Charging two packs at once has an added level or risk to it that is only in part relieved with the right hardware. Especially since that hardware (commonly referred to as a battery blender) is a black box whose quality of construction is never open to scrutiny and produced by a market channel well known to cut corners.

One single battery has one single BMS with no intervening gadgets/points of additional failure. One single pack also has a larger single cell count that is much more resistive to sag during use, and much more amenable to higher charge currents (a parallel'd pair of 14S4P's may be a 14S8P on paper, and WILL gain some of the benefits of an 8P pack, like doubling of the current level tolerance, but when push comes to shove you cannot flog it like a true 8P pack with a 60a current limit without consequences).

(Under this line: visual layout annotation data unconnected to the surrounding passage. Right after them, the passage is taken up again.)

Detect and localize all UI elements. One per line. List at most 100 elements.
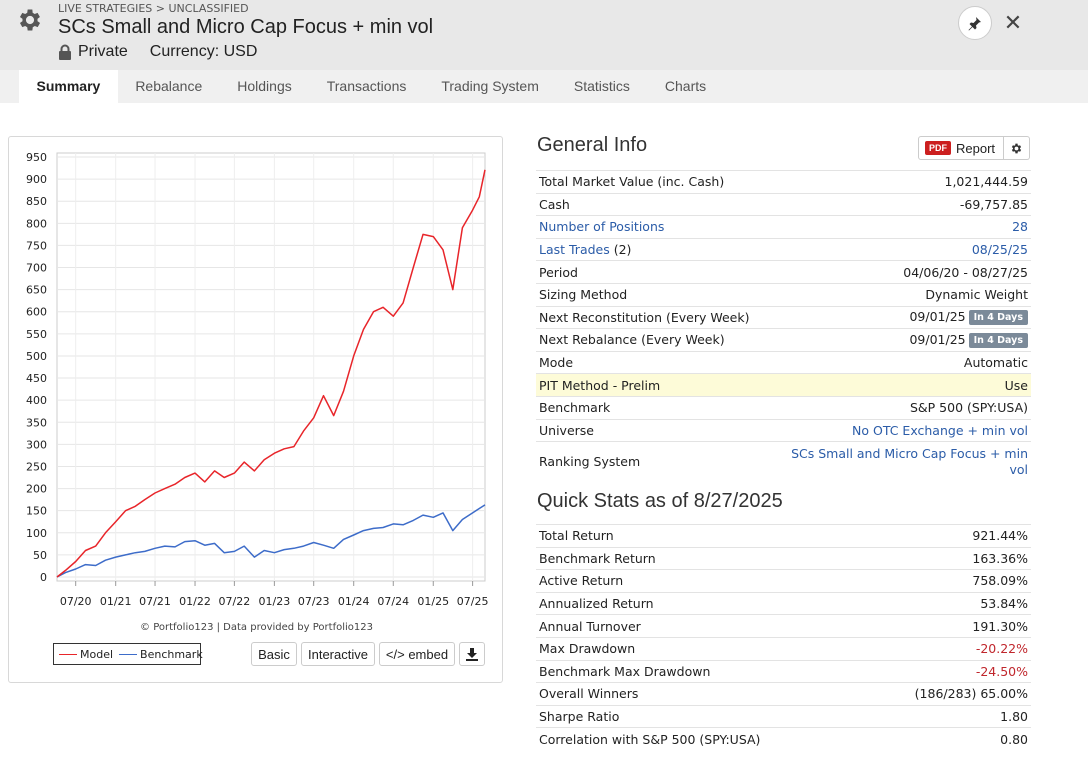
series-line-benchmark[interactable] bbox=[56, 504, 486, 578]
header: LIVE STRATEGIES > UNCLASSIFIED SCs Small… bbox=[0, 0, 1088, 70]
download-button[interactable] bbox=[459, 642, 485, 666]
tab-summary[interactable]: Summary bbox=[19, 70, 118, 103]
positions-count-link[interactable]: 28 bbox=[1012, 219, 1028, 235]
y-tick-label: 950 bbox=[26, 151, 47, 164]
gear-icon[interactable] bbox=[16, 6, 44, 34]
tab-transactions[interactable]: Transactions bbox=[326, 78, 407, 94]
plot-area bbox=[56, 152, 486, 582]
table-row: Total Market Value (inc. Cash) 1,021,444… bbox=[536, 170, 1031, 194]
x-tick-label: 01/22 bbox=[179, 595, 211, 608]
y-tick-label: 650 bbox=[26, 284, 47, 297]
last-trades-link[interactable]: Last Trades bbox=[539, 242, 610, 258]
series-line-model[interactable] bbox=[56, 169, 486, 578]
benchmark-max-drawdown-value: -24.50% bbox=[860, 659, 1031, 683]
universe-link[interactable]: No OTC Exchange + min vol bbox=[852, 422, 1028, 438]
total-return-value: 921.44% bbox=[860, 524, 1031, 548]
interactive-chart-button[interactable]: Interactive bbox=[301, 642, 375, 666]
table-row: Period 04/06/20 - 08/27/25 bbox=[536, 260, 1031, 284]
table-row: Last Trades (2) 08/25/25 bbox=[536, 237, 1031, 261]
y-tick-label: 400 bbox=[26, 394, 47, 407]
y-tick-label: 500 bbox=[26, 350, 47, 363]
y-tick-label: 150 bbox=[26, 505, 47, 518]
table-row: Ranking System SCs Small and Micro Cap F… bbox=[536, 441, 1031, 482]
performance-chart[interactable]: 0 50 100 150 200 250 300 350 400 450 500 550 600 650 7… bbox=[9, 137, 504, 617]
tab-charts[interactable]: Charts bbox=[664, 78, 707, 94]
row-label: Benchmark Max Drawdown bbox=[536, 659, 861, 683]
chart-legend: Model Benchmark bbox=[53, 643, 203, 665]
x-tick-label: 07/23 bbox=[298, 595, 330, 608]
table-row: Sizing Method Dynamic Weight bbox=[536, 282, 1031, 307]
table-row: Annual Turnover 191.30% bbox=[536, 614, 1031, 638]
x-tick-label: 01/25 bbox=[417, 595, 449, 608]
currency-label: Currency: USD bbox=[149, 43, 258, 60]
next-reconstitution-date: 09/01/25 bbox=[909, 309, 966, 325]
download-icon bbox=[466, 648, 478, 661]
quick-stats-title: Quick Stats as of 8/27/2025 bbox=[537, 490, 783, 512]
row-label: Mode bbox=[536, 350, 768, 374]
y-tick-label: 550 bbox=[26, 328, 47, 341]
visibility-label: Private bbox=[78, 43, 128, 60]
legend-label-benchmark: Benchmark bbox=[140, 647, 203, 661]
breadcrumb[interactable]: LIVE STRATEGIES > UNCLASSIFIED bbox=[58, 2, 249, 15]
row-label: Benchmark bbox=[536, 395, 768, 420]
pit-method-value: Use bbox=[767, 373, 1031, 397]
basic-chart-button[interactable]: Basic bbox=[251, 642, 297, 666]
row-label: Next Reconstitution (Every Week) bbox=[536, 305, 768, 329]
ranking-system-link[interactable]: SCs Small and Micro Cap Focus + min vol bbox=[791, 445, 1028, 477]
tab-rebalance[interactable]: Rebalance bbox=[135, 78, 203, 94]
x-tick-label: 07/21 bbox=[139, 595, 171, 608]
overall-winners-value: (186/283) 65.00% bbox=[860, 682, 1031, 706]
tab-trading-system[interactable]: Trading System bbox=[441, 78, 539, 94]
y-tick-label: 200 bbox=[26, 483, 47, 496]
table-row: Correlation with S&P 500 (SPY:USA) 0.80 bbox=[536, 727, 1031, 751]
table-row: Max Drawdown -20.22% bbox=[536, 636, 1031, 661]
row-label: Sharpe Ratio bbox=[536, 704, 861, 728]
gear-icon bbox=[1011, 143, 1022, 153]
y-tick-label: 700 bbox=[26, 262, 47, 275]
report-button[interactable]: PDF Report bbox=[918, 136, 1004, 160]
table-row: PIT Method - Prelim Use bbox=[536, 373, 1031, 397]
table-row: Next Rebalance (Every Week) 09/01/25 In 4… bbox=[536, 328, 1031, 352]
table-row: Benchmark Return 163.36% bbox=[536, 546, 1031, 570]
annualized-return-value: 53.84% bbox=[860, 591, 1031, 615]
x-tick-label: 01/24 bbox=[338, 595, 370, 608]
legend-item-benchmark[interactable]: Benchmark bbox=[119, 648, 203, 661]
pdf-badge: PDF bbox=[925, 141, 951, 155]
last-trade-date-link[interactable]: 08/25/25 bbox=[971, 242, 1028, 258]
general-info-title: General Info bbox=[537, 134, 648, 156]
strategy-meta: Private Currency: USD bbox=[58, 43, 257, 61]
y-tick-label: 350 bbox=[26, 416, 47, 429]
pin-icon bbox=[968, 17, 981, 31]
table-row: Benchmark Max Drawdown -24.50% bbox=[536, 659, 1031, 683]
tab-holdings[interactable]: Holdings bbox=[237, 78, 292, 94]
row-label: Max Drawdown bbox=[536, 636, 861, 661]
pin-button[interactable] bbox=[958, 6, 992, 40]
active-return-value: 758.09% bbox=[860, 569, 1031, 593]
close-button[interactable]: ✕ bbox=[1003, 10, 1023, 36]
table-row: Total Return 921.44% bbox=[536, 524, 1031, 548]
cash-value: -69,757.85 bbox=[767, 192, 1031, 216]
row-label: Cash bbox=[536, 192, 768, 216]
period-value: 04/06/20 - 08/27/25 bbox=[767, 260, 1031, 284]
row-label: Next Rebalance (Every Week) bbox=[536, 328, 768, 352]
y-tick-label: 800 bbox=[26, 217, 47, 230]
tab-statistics[interactable]: Statistics bbox=[573, 78, 630, 94]
embed-button[interactable]: </> embed bbox=[379, 642, 455, 666]
next-rebalance-date: 09/01/25 bbox=[909, 331, 966, 347]
row-label: Ranking System bbox=[536, 441, 768, 482]
row-label: Total Return bbox=[536, 524, 861, 548]
legend-label-model: Model bbox=[80, 647, 114, 661]
table-row: Number of Positions 28 bbox=[536, 215, 1031, 239]
table-row: Universe No OTC Exchange + min vol bbox=[536, 418, 1031, 442]
legend-item-model[interactable]: Model bbox=[59, 648, 113, 661]
row-label: Annualized Return bbox=[536, 591, 861, 615]
row-label: Benchmark Return bbox=[536, 546, 861, 570]
report-settings-button[interactable] bbox=[1004, 136, 1030, 160]
page-title: SCs Small and Micro Cap Focus + min vol bbox=[58, 16, 434, 38]
chart-credit: © Portfolio123 | Data provided by Portfo… bbox=[140, 622, 373, 633]
quick-stats-table: Total Return 921.44% Benchmark Return 163.… bbox=[536, 524, 1031, 751]
y-tick-label: 900 bbox=[26, 173, 47, 186]
table-row: Overall Winners (186/283) 65.00% bbox=[536, 682, 1031, 706]
number-of-positions-link[interactable]: Number of Positions bbox=[539, 219, 665, 235]
max-drawdown-value: -20.22% bbox=[860, 636, 1031, 661]
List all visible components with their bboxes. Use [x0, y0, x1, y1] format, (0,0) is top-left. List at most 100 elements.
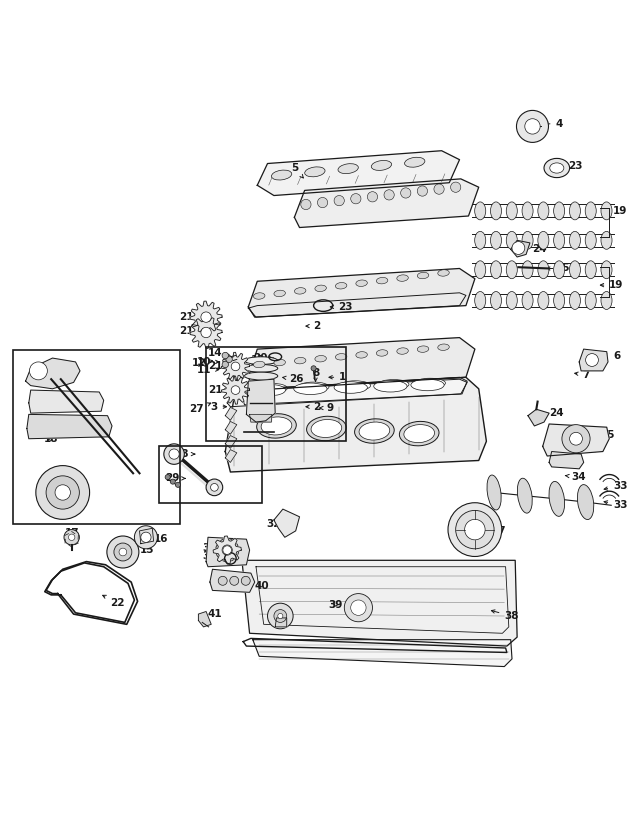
Ellipse shape	[338, 164, 358, 174]
Text: 16: 16	[146, 534, 168, 544]
Text: 37: 37	[484, 526, 506, 536]
Circle shape	[311, 366, 316, 371]
Text: 10: 10	[196, 357, 219, 367]
Circle shape	[141, 532, 151, 543]
Ellipse shape	[475, 232, 486, 249]
Text: 9: 9	[320, 403, 333, 413]
Ellipse shape	[399, 421, 439, 446]
Ellipse shape	[244, 365, 278, 372]
Ellipse shape	[585, 291, 596, 309]
Text: 27: 27	[189, 403, 211, 415]
Ellipse shape	[601, 232, 612, 249]
Ellipse shape	[522, 232, 533, 249]
Circle shape	[525, 118, 540, 134]
Circle shape	[367, 192, 378, 202]
Polygon shape	[227, 377, 467, 406]
Ellipse shape	[271, 170, 292, 180]
Circle shape	[222, 361, 228, 368]
Polygon shape	[248, 268, 475, 317]
Text: 18: 18	[44, 434, 58, 444]
Text: 40: 40	[246, 581, 269, 591]
Bar	[13, 350, 180, 525]
Circle shape	[119, 548, 127, 556]
Circle shape	[401, 188, 411, 198]
Polygon shape	[225, 436, 237, 448]
Circle shape	[417, 186, 428, 196]
Polygon shape	[213, 536, 241, 564]
Polygon shape	[248, 338, 475, 390]
Bar	[206, 347, 346, 441]
Text: 20: 20	[253, 353, 273, 363]
Ellipse shape	[506, 202, 517, 220]
Circle shape	[226, 356, 232, 362]
Ellipse shape	[253, 293, 265, 299]
Ellipse shape	[506, 291, 517, 309]
Circle shape	[175, 482, 180, 487]
Ellipse shape	[253, 361, 265, 368]
Circle shape	[448, 503, 502, 557]
Ellipse shape	[490, 232, 502, 249]
Text: 12: 12	[191, 358, 212, 368]
Text: 11: 11	[196, 365, 219, 375]
Polygon shape	[549, 451, 584, 469]
Text: 17: 17	[65, 528, 80, 538]
Polygon shape	[246, 379, 275, 422]
Ellipse shape	[335, 282, 347, 289]
Polygon shape	[221, 376, 250, 404]
Ellipse shape	[522, 202, 533, 220]
Ellipse shape	[411, 379, 444, 391]
Ellipse shape	[538, 291, 549, 309]
Circle shape	[231, 362, 240, 370]
Ellipse shape	[356, 352, 367, 358]
Polygon shape	[253, 640, 512, 667]
Polygon shape	[225, 407, 237, 420]
Ellipse shape	[601, 202, 612, 220]
Ellipse shape	[585, 261, 596, 279]
Polygon shape	[198, 611, 211, 627]
Circle shape	[218, 576, 227, 585]
Ellipse shape	[517, 478, 532, 513]
Text: 38: 38	[492, 610, 519, 621]
Text: 3: 3	[211, 401, 227, 412]
Polygon shape	[210, 570, 255, 592]
Circle shape	[36, 466, 90, 519]
Text: 24: 24	[524, 244, 547, 255]
Ellipse shape	[570, 232, 580, 249]
Text: 33: 33	[604, 500, 628, 510]
Text: 1: 1	[329, 372, 346, 382]
Circle shape	[268, 603, 293, 629]
Circle shape	[241, 576, 250, 585]
Text: 42: 42	[270, 613, 285, 623]
Ellipse shape	[355, 419, 394, 443]
Ellipse shape	[415, 379, 445, 388]
Text: 21: 21	[179, 313, 200, 322]
Polygon shape	[27, 415, 112, 439]
Ellipse shape	[335, 353, 347, 360]
Ellipse shape	[577, 485, 594, 520]
Text: 21: 21	[208, 361, 228, 371]
Polygon shape	[190, 301, 222, 333]
Ellipse shape	[376, 350, 388, 356]
Text: 15: 15	[132, 545, 154, 555]
Circle shape	[465, 519, 485, 540]
Text: 39: 39	[328, 600, 342, 610]
Circle shape	[512, 242, 525, 255]
Circle shape	[165, 475, 170, 480]
Circle shape	[317, 197, 328, 208]
Polygon shape	[543, 424, 609, 456]
Circle shape	[222, 545, 232, 555]
Polygon shape	[579, 349, 608, 371]
Ellipse shape	[538, 202, 549, 220]
Circle shape	[451, 182, 461, 193]
Ellipse shape	[397, 275, 408, 282]
Ellipse shape	[257, 414, 296, 438]
Circle shape	[169, 449, 179, 459]
Text: 13: 13	[244, 355, 266, 365]
Polygon shape	[225, 377, 486, 472]
Ellipse shape	[334, 382, 367, 393]
Ellipse shape	[544, 158, 570, 178]
Circle shape	[334, 196, 344, 206]
Ellipse shape	[359, 422, 390, 440]
Ellipse shape	[252, 384, 285, 396]
Text: 21: 21	[179, 326, 200, 336]
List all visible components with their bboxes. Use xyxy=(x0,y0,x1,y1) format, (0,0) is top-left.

I stayed away from blenders and did direct parallel'ing, including charging while connected. This was a lot less unsafe than it sounds because I used custom packs with a high level of attention to details. That is not going to happen with an assembly-line in the Far East. When I instead moved to single big batteries, the increased risks and performance compromises disappeared.

Thats the short version.
but my gut says that the Chinese manufacturer knows what they were doing with this implementation.
Given the known issues associated with that market channel, I would think your gut would say exactly the opposite. The only justification for trust would be an intimate knowledge of the individual manufacturer sitting behind the scenes.
 
Hi everyone, glad to see this thread is still getting traction.

With the seemingly cooling ebike market in 2023/2024, it'll be interesting to see how much innovation may occur in this dual-battery space.